Centomila immigrati irregolari nuovi di zecca, al di fuori di ogni logica di integrazione, di controllo, di inserimento nel mondo del lavoro. Questo, su tutti, è l’effetto principale di un anno e mezzo di decreti sicurezza, quelli firmati da Matteo Salvini ai tempi in cui occupava il ruolo di ministro dell’Interno. Una situazione di estremo disagio, un popolo di invisibili che nella maggior parte dei casi è rimasto nel nostro territorio, relegato ormai all’illegalità, o ha tentato di raggiungere il Nord Europa con il rischio, però, di essere beccati e rispediti in Italia.
I numeri spiegano meglio di qualsiasi altra analisi i frutti dei decreti sicurezza, sulla cui abolizione la maggioranza sta discutendo in maniera quasi quotidiana. Le proiezioni Ispi basate sui dati del Viminale raccontando infatti che i famosi 500 mila immigrati irregolari che Salvini aveva promesso di mandare a casa in fretta e furia sono nel frattempo diventati 600 mila e potrebbero sfiorare quota 650 mila entro giugno. I rimpatri sono invece fermi a quota settemila, pochissimi, anche se in crescita da quando c’è stato l’avvento del ministro Lamorgese al posto del leader della Lega (2.400 risalgono infatti agli ultimi quattro mesi).

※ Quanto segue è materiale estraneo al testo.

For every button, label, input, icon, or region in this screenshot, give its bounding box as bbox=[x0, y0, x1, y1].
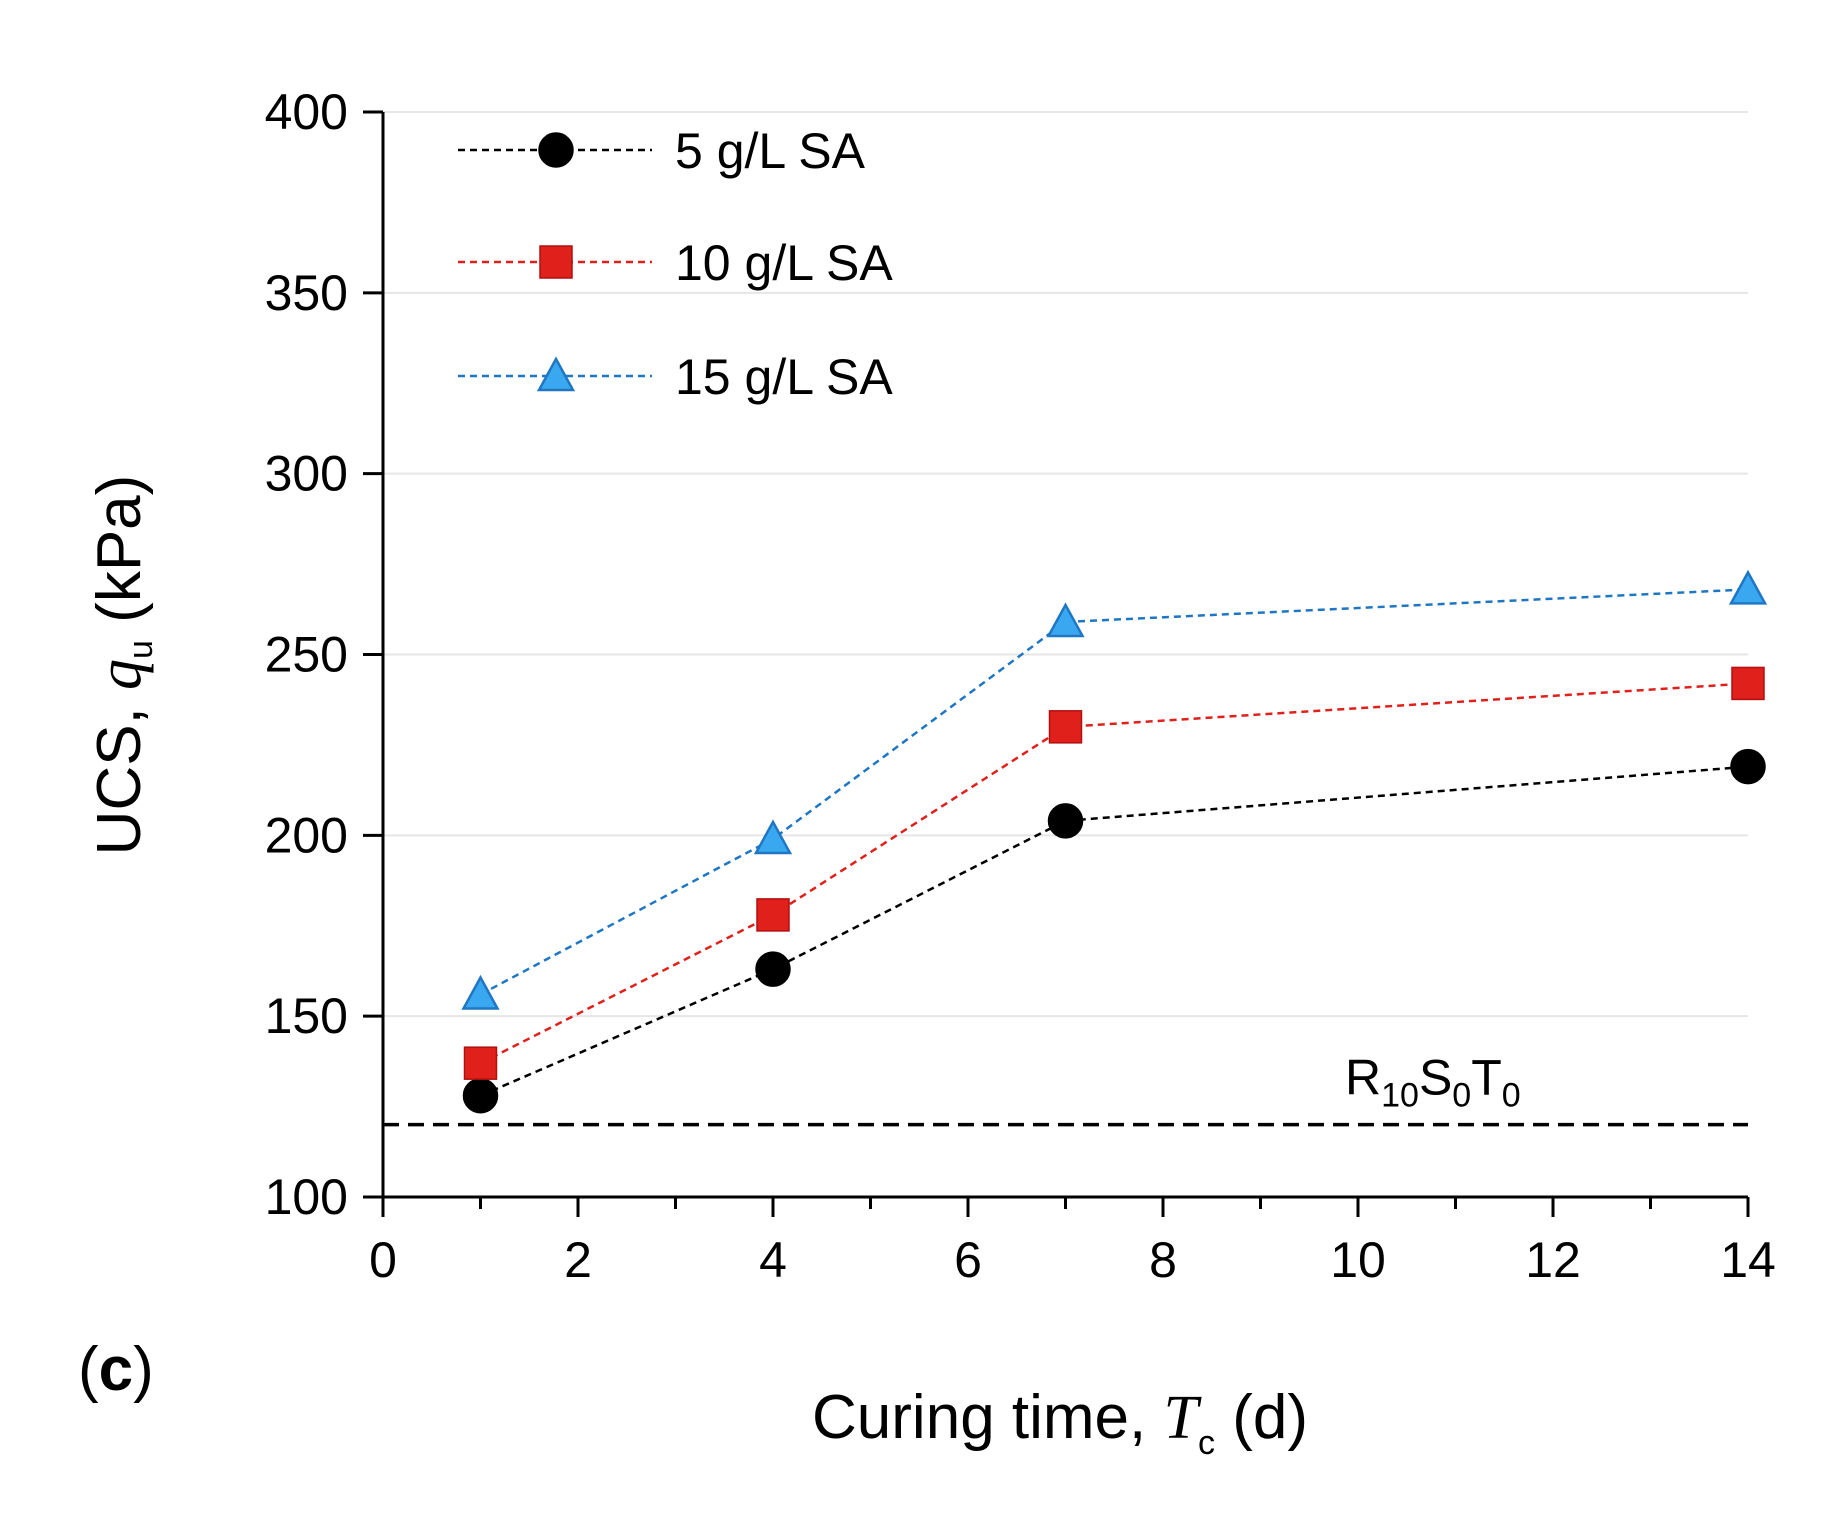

Dei 100 mila nuovi irregolari, secondo le stime, almeno 30 mila sarebbero l’effetto dei discussi decreti sicurezza. Persone che erano già presenti in Italia con permessi di protezione umanitaria non rinnovati, richiedenti asilo che si sono visti di colpo negare ogni tipo di protezione e sono stati costretti a interrompere il loro percorso di integrazione, rinunciando a contratti di lavoro, scuola, corsi di formazione. La percentuale di domande respinte è ormai arrivata all’80%.
Al momento dell’arrivo di Salvini al Viminale, i migranti in fase di accoglienza erano 168 mila. Un numero che si è andato pian piano dimezzando o quasi, scendendo a quota 90 mila, lasciando per strada non solo migliaia di persone ma anche almeno 15 mila lavoratori nel terzo setore, quasi tutti italiani, che hanno perso i loro posti di lavoro nei centri di accoglienza.